BRICS meeting — South Africa hosts a summit of the BRICS bloc of emerging powers this week, where it will stress its role as the economic gateway to the continent. The BRICS group — short for Brazil, Russia, India, China and South Africa — represent almost 3 billion people and much of the world’s newly industrialized economic muscle. China’s new leader, Xi Jinping, whose country has multiplied its business activities across Africa, will attend the two-day summit, which begins Tuesday.

Newtown tragedy — Differing views are emerging over what exactly should be done with the roughly $15 million raised by more than 40 organizations after the school shooting in Newtown, Conn., three months ago. The bulk of the money, $10.2 million, was donated to the United Way of Western Connecticut. But this weekend, 50 parents and family members issued a statement saying that, unless donated for specific purposes, funds raised for Newtown should be sent directly to victims and victims’ families.

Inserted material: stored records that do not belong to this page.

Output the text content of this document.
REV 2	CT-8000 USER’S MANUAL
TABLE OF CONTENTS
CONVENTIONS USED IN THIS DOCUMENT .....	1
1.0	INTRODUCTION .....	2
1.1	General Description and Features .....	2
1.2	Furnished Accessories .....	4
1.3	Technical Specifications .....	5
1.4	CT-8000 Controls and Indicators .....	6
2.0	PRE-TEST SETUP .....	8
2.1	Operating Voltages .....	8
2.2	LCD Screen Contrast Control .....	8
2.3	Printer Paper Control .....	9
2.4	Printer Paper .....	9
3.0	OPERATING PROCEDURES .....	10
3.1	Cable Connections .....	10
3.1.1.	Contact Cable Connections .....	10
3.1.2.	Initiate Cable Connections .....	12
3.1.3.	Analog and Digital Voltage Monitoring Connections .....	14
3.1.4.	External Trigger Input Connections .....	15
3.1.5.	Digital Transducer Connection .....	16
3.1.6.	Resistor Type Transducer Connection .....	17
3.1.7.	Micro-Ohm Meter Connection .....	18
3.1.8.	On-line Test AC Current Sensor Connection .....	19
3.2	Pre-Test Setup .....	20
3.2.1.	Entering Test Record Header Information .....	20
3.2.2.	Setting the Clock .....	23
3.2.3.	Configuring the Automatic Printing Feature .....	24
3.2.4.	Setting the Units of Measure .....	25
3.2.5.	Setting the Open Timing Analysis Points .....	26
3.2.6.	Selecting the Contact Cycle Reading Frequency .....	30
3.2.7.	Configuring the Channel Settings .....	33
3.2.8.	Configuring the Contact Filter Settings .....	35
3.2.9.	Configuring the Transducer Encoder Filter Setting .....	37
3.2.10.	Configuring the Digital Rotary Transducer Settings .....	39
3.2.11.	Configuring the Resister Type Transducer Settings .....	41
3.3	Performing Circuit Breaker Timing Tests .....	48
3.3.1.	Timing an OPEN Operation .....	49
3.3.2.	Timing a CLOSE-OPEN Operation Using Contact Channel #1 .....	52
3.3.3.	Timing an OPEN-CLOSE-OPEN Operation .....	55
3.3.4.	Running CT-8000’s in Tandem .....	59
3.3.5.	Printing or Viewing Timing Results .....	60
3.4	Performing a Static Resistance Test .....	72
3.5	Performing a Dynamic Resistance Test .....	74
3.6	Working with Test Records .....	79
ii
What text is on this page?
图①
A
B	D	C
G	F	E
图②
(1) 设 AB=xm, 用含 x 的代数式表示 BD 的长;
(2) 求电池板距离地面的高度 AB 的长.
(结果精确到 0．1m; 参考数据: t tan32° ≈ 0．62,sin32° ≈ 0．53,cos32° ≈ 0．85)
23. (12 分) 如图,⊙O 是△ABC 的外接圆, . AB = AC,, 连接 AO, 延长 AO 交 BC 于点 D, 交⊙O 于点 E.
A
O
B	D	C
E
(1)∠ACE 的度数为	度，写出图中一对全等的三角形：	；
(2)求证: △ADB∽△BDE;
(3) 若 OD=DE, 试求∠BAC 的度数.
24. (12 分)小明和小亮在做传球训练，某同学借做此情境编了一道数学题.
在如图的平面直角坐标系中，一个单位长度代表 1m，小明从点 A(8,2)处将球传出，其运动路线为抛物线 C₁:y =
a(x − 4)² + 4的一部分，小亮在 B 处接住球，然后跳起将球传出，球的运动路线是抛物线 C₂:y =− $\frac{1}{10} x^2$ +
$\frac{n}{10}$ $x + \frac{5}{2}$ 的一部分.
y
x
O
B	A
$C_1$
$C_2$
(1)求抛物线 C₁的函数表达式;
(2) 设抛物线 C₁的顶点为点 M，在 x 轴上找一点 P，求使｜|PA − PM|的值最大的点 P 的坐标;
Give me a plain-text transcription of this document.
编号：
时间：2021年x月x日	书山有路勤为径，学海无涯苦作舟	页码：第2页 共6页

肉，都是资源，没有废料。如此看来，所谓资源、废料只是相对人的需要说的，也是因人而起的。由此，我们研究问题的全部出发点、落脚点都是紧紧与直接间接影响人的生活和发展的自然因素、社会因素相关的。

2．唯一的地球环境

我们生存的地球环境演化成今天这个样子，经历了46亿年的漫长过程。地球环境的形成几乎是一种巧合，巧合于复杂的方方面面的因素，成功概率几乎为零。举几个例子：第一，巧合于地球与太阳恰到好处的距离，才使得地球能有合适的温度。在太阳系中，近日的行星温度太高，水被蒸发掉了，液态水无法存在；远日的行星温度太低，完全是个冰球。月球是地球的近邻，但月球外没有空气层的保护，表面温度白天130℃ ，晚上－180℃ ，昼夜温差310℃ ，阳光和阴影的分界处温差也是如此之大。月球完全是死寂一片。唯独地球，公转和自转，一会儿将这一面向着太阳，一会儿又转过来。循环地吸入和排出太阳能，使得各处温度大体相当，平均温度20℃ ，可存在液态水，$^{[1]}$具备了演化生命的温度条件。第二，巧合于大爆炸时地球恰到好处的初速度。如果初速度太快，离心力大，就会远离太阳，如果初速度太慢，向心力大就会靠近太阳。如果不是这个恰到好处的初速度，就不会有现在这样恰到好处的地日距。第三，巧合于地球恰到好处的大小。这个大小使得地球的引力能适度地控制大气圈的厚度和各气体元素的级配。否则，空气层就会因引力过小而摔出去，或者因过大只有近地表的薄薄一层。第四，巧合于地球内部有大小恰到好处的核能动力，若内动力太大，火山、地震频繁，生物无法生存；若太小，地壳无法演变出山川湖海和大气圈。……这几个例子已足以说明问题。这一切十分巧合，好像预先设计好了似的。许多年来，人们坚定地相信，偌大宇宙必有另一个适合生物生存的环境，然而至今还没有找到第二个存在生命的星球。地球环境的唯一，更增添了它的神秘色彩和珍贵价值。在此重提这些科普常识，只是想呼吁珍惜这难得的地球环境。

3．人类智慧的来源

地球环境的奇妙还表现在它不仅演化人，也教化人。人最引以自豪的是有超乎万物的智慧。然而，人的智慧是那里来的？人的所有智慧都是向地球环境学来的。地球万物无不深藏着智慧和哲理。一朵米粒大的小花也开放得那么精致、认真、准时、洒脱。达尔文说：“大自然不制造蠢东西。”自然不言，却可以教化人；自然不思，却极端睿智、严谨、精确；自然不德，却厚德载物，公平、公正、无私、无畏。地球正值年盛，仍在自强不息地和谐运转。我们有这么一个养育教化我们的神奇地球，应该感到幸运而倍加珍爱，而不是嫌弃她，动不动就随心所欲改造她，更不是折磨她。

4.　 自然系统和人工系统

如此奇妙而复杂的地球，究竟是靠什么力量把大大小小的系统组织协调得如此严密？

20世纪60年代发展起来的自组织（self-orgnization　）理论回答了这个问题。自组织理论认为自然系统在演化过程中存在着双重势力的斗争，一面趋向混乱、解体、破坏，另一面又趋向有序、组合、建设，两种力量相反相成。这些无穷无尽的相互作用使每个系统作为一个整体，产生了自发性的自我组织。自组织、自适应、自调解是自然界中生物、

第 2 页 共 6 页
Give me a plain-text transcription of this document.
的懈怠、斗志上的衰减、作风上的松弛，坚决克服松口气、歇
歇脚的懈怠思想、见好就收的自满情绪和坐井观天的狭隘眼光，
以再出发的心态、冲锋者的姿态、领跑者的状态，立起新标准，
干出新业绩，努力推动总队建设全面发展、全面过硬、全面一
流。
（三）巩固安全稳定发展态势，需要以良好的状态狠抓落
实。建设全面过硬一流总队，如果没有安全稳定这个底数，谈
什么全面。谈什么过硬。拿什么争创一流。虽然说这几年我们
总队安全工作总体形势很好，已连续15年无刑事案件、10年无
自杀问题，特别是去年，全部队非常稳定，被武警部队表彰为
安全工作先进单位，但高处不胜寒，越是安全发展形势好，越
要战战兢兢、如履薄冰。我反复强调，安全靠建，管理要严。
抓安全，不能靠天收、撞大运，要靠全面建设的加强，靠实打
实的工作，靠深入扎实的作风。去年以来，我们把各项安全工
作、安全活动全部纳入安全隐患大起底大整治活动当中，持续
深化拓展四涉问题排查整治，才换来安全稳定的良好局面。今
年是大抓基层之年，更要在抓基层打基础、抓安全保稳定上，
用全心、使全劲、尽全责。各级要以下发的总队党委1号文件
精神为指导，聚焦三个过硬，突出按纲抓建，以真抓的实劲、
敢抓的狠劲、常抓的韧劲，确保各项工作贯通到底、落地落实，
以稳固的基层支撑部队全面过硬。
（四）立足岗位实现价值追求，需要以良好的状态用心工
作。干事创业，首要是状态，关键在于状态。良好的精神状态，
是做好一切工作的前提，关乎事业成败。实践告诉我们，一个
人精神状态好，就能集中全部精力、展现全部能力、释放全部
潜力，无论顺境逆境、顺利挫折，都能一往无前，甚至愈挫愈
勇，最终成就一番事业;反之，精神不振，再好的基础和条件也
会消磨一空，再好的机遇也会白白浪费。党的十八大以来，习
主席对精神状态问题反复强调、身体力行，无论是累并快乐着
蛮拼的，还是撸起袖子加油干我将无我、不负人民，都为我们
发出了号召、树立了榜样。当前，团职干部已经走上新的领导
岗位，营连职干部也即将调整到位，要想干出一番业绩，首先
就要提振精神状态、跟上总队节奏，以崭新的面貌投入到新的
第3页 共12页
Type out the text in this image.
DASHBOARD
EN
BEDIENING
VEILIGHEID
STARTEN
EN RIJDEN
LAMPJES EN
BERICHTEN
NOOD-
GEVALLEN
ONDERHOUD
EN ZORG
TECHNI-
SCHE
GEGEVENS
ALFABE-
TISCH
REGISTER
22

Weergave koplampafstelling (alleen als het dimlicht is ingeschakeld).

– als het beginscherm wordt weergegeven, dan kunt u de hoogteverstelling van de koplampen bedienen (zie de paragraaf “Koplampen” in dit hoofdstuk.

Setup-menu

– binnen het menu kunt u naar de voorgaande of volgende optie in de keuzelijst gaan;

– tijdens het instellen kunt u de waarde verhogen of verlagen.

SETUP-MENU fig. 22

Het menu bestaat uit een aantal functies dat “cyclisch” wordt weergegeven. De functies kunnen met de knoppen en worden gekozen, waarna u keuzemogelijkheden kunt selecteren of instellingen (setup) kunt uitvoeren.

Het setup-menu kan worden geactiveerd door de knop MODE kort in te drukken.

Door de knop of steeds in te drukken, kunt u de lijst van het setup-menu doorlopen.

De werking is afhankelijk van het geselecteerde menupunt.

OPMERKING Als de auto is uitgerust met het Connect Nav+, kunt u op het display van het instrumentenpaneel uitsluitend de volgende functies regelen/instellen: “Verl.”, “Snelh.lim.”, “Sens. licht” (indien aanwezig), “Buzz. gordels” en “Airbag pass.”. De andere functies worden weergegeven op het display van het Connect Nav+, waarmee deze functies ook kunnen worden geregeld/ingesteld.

Box-office troubles — Hollywood finally lured moviegoers out of their caves. For the first time this year two movies — “The Croods,” about a prehistoric family’s road trip; and action-thriller “Olympus Has Fallen” — arrived to $30 million or more in ticket sales in North America, giving studios hope that a dismal box-office stretch was behind them. Ticket sales for the year to date total $2.06 billion, a 13 percent decline from the same period a year ago, according to Paul Dergarabedian, a box-office analyst for Hollywood.com.